Guidance on Use of Assessment Titles and Signatures
Conducting client evaluations or assessments pertaining to diagnosis and psychosocial or mental health functioning is within the scope of practice of several licensed mental health professionals. Although some jurisdictions have attempted to define by regulation or statute what types of assessments may be done by what specific mental health professionals, Virginia has not taken that approach. In Virginia, each profession is regulated by its own regulatory body, and each takes its own approach to training and standards of practice.
Just as different healthcare specialists may rely on similar but not identical assessment procedures, different behavioral health professionals may approach assessment practice with both shared and distinctive skills and tools. Historically, protection of the public has relied upon each profession’s Board oversight to hold its own members to its own discipline’s standard of practice, with the expectation that each licensee practice within areas of professional competence.
In the case of shared or overlapping services across professional licenses, there can be considerable public confusion regarding the work of different licensees and what regulatory board oversees their work. Accordingly, as a further public safeguard, each licensure board may want to encourage its own licensees to represent themselves and their work unambiguously by labeling their work and themselves in accordance with their own licensure board’s current license/regulatory language. Within the Board of Psychology, our recommendations for licensees of this Board are as follows:
Use an Unambiguous Work Product Heading
Label work products with language that is parallel with and specific to the practitioner’s license.
Suggested Work Product headings are included in the Table below.
Use an Unambiguous Examiner Title
The title in a signature block or other relevant self-designation on a document summarizing an assessment work product should clearly convey the examiner’s professional identity and field(s) of licensure.
Listing the Examiner’s specific License number is optional.
Suggested Signature Titles are included in the Table below.
Note: Additional, more specific, terms may be added, depending on the focus of the report and the Psychologist’s area(s) of further post-doctoral training and competence (e.g., Forensic Psychology Evaluation, Geriatric Psychology Evaluation, Medical Psychology Evaluation, Neuropsychological Evaluation, Pediatric Psychology Evaluation, etc.).
“Clinical Psychologist” or
“Licensed Clinical Psychologist”
“Licensed School Psychologist” or
“Licensed School Psychologist, Limited”1
“Applied Psychologist” or
“Licensed Applied Psychologist”
Note: Board Certification or other credentials may be added underneath the Psychologist’s licensure category (e.g., “Board Certified in Neuropsychology”) and associated initials may be added after the Psychologist’s degree (e.g., John Smith, Ph.D., ABPP), especially if relevant given to the heading and focus of the document.

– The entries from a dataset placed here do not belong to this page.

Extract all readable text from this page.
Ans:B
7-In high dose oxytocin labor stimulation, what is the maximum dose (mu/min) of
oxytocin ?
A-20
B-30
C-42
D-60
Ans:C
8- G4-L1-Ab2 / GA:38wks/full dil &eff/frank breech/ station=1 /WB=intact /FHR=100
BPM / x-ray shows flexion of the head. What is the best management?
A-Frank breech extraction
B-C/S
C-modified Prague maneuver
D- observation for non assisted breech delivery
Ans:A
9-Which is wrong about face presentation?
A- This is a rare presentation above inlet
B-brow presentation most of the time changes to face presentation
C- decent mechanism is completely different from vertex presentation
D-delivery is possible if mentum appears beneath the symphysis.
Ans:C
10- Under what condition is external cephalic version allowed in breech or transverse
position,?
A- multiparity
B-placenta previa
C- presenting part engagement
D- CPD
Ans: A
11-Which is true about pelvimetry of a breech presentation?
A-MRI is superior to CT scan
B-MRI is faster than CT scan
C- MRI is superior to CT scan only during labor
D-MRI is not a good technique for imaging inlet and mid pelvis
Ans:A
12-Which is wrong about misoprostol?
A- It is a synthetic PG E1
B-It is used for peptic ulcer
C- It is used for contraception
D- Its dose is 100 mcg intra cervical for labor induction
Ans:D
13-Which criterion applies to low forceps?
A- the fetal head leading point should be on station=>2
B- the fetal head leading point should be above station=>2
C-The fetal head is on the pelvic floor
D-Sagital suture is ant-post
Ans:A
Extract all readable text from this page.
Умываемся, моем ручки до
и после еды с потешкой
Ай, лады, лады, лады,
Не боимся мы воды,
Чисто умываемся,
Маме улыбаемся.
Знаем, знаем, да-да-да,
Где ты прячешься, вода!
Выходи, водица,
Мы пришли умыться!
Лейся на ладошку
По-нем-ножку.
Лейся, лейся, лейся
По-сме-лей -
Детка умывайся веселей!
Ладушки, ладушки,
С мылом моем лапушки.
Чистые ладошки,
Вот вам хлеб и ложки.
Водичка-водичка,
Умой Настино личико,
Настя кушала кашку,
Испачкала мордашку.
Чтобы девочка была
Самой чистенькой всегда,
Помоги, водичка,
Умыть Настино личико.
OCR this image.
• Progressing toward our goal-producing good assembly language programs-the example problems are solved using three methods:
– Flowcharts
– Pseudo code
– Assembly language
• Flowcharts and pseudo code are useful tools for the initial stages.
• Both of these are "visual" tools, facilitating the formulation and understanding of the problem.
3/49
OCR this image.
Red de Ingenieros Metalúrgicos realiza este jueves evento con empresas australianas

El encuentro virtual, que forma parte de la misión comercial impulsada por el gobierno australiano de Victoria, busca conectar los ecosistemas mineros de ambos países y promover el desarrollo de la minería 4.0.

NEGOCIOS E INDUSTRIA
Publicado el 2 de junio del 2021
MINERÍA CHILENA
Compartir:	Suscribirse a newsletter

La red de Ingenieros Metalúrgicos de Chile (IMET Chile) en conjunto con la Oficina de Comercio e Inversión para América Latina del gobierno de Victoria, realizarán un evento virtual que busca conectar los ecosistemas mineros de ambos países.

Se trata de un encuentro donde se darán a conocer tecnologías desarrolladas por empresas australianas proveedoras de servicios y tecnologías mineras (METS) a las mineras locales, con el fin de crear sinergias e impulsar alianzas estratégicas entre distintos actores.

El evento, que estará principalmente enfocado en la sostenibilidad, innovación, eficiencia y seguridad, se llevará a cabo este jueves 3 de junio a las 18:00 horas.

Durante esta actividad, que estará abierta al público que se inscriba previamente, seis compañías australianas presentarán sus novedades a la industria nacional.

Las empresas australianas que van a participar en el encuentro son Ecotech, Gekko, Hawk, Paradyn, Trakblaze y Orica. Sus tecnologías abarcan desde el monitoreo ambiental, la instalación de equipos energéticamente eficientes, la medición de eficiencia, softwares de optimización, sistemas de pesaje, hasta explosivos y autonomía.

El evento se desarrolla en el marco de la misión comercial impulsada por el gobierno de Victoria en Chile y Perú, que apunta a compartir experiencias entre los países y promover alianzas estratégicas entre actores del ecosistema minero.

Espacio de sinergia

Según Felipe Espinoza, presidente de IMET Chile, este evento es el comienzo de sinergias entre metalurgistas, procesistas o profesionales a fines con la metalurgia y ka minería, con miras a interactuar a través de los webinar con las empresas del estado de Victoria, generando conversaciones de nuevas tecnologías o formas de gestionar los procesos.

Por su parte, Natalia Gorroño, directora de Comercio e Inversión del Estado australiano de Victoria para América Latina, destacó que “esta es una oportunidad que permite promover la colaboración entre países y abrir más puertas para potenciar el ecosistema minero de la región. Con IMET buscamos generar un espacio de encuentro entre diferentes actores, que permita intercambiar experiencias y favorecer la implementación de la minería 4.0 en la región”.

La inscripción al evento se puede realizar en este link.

However, terms such as “forensic psychologist,” “neuropsychologist,” and others hold no legal standing in Virginia. Therefore, reports still should carry the appropriate signature title listed above in order to indicate to the public the licensure category and state Board regulating this practice.
Clarify conflict with required labels: When a psychologist’s employer, work setting, or legal work context requires that a particular label be used for assessment work products that differ from those listed in the guidelines above, the psychologist should clarify his or her professional identity to the client at the outset of the evaluation and make this explicit within the report and in the signature block (e.g., “Psychological Evaluation” by XXXXXXX, Clinical Psychologist [or Licensed Clinical Psychologist]).
In offering this collective guidance to its licensees, the Virginia Board of Psychology is adding no regulatory restrictions to the use of various professional titles/terms beyond existing protected titles in Virginia statutes and respective regulations. Rather, this document provides best practice guidelines for its regulated members to minimize public confusion and clearly communicate to their clients what licensure Board governs the licensed examiner’s practice. The Board of Psychology believes this guidance will best represent its members to the public and best direct service recipients to the examiner’s specific practice standards.
1 This Guidance Document does not apply to persons certified by the Virginia Department of Education to provide school psychological services who are not licensed by the Board of Psychology.